Un jeune Afro-Américain tué par deux Blancs, une justice locale accusée d’étouffer l’affaire et des manifestations dans la communauté noire. Peu de choses ont changé aux États-Unis.

Un euphémisme lorsqu’on sait que deux procureur·es en charge de l’affaire se sont tour à tour récusé·es, en raison de potentiels conflits d’intérêts (Gregory McMichael a servi dans la police du Comté de Glynn, et comme enquêteur au bureau du procureur de Brunswick) et que le troisième a fait appel au Georgia bureau of investigation (GBI) pour mener l’enquête.

Euphémisme aussi car les ressemblances avec l’affaire Trayvon Martin sont glaçantes: à chaque fois un jeune Noir attaqué par un Blanc armé qui le suspectait de mauvaises intentions.La culture des arrestations civiles

Le soir du 20 février 2012, Trayvon Martin, lycéen de 17 ans, rend visite à son père dans la résidence de Twin Lakes, en Floride, lorsque George Zimmerman, un gardien, le repère et le suit sous prétexte qu’il le trouve «louche». Une altercation s’ensuit, et Trayvon Martin est tué par balle. Lors de son procès, son assaillant plaide la légitime défense avant d’être acquitté en 2013, provoquant un scandale et des manifestations dans tout le pays. Barack Obama déclare: «J’aurais pu être à sa place il y a trente-cinq ans.»

Sept ans plus tard, Ahmaud Arbery, 25 ans, pratique son jogging dans le quartier aisé de Satilla Shores, en périphérie de Brunswick, lorsque deux hommes armés dans un pick-up blanc l’interceptent sur la route. S’ensuit une brève altercation physique lors de laquelle trois coups de feu sont tirés. Mortellement touché, Ahmaud Arbery s’effondre à terre. Une fois de plus, la légitime défense est invoquée par les assaillants.

Invraisemblable? Pas tant que ça. Pendant des décennies aux États-Unis, la légitime défense impliquait un «devoir de retraite». Mais depuis 2005, et l’adoption progressive des Stand your grounds laws dans vingt-cinq États américains, le concept de légitime défense est devenu très permissif. En vigueur en Floride comme en Géorgie, ces lois autorisent désormais les victimes d’agressions à se défendre quitte à utiliser la force mortelle, sans risquer de condamnation. Depuis l’acquittement de George Zimmerman en 2013, ces lois sont régulièrement accusées de cautionner les violences raciales.

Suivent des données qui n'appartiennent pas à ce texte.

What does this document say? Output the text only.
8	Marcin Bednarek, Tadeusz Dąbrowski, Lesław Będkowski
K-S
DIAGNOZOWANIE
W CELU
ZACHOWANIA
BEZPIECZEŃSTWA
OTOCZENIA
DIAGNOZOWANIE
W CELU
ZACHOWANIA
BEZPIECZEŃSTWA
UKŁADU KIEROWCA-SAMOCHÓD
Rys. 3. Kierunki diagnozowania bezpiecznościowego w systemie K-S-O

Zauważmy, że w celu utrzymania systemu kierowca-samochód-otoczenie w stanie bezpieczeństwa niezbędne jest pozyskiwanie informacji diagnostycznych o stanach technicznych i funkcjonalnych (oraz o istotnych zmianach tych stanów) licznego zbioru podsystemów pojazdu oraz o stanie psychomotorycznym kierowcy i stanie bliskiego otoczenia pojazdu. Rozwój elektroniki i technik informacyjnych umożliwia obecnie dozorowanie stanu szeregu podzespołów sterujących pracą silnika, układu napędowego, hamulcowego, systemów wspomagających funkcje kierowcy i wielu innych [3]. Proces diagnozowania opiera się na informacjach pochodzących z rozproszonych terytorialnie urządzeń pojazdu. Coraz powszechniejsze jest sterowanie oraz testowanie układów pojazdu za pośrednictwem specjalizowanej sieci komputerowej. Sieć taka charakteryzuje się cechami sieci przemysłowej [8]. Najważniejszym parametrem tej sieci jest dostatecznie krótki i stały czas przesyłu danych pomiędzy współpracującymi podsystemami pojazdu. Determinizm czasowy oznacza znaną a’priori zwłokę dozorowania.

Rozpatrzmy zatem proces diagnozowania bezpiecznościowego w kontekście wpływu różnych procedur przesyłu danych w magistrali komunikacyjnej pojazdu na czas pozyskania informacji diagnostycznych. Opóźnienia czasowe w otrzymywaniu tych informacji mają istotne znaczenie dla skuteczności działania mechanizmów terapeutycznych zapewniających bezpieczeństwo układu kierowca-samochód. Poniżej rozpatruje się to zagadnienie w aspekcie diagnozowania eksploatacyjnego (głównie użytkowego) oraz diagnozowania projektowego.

«Les premières forces de police étaient organisées de façon à chasser les esclaves qui s’enfuyaient. Les affaires Trayvon Martin et Ahmaud Arbery n’en sont que des versions modernes.». Mark Brodin, professeur à la faculté de droit de Boston

C’est justement pour cette raison que le premier procureur chargé de l’affaire a choisi de ne pas arrêter les McMichael. Courant avril, un de ses courriers motivant son choix a fuité dans la presse: il s’appuie notamment sur la loi sur les arrestations par des personnes privées: «Si l’infraction est un crime et que le délinquant s’échappe ou tente de s’échapper, une personne privée peut l’arrêter pour des motifs raisonnables et probables de suspicion.» Une suspicion qui coûte chère dans un pays fraîchement sorti de la ségrégation raciale.

Dans une tribune publiée sur le Washington Post, Dana Mulhauser, membre du bureau du procureur de St-Louis, s’est d’ailleurs émue de ces zones grises juridiques «qui autorisent les civils à jouer aux détectives amateurs avec des armes à la main». Interrogé, Page Pate, avocat pénaliste au barreau d’Atlanta confirme: «Cette loi a été conçue uniquement pour permettre aux commerçants de retenir un individu suspecté de vol à l’étalage jusqu’à ce que la police arrive. Surtout pas pour autoriser un individu à commettre une agression.»

Bien qu’étranges du point de vue de la France, les arrestations civiles ont une explication culturelle aux États-Unis. «Les Américains se sont inspirés de la police anglaise qui prend en charge une prérogative appartenant aux citoyens», explique Didier Combeau, politologue spécialiste des États-Unis. D’où l’apparition de zones grises juridiques comme le vigilantisme ou les neighbourhood watch dont faisait partie l’assassin de Trayvon Martin. Dans le cas d’Ahmaud Arbery, la frontière est d’autant plus ténue que Gregory McMichael est un ancien officier de police du comté de Glynn.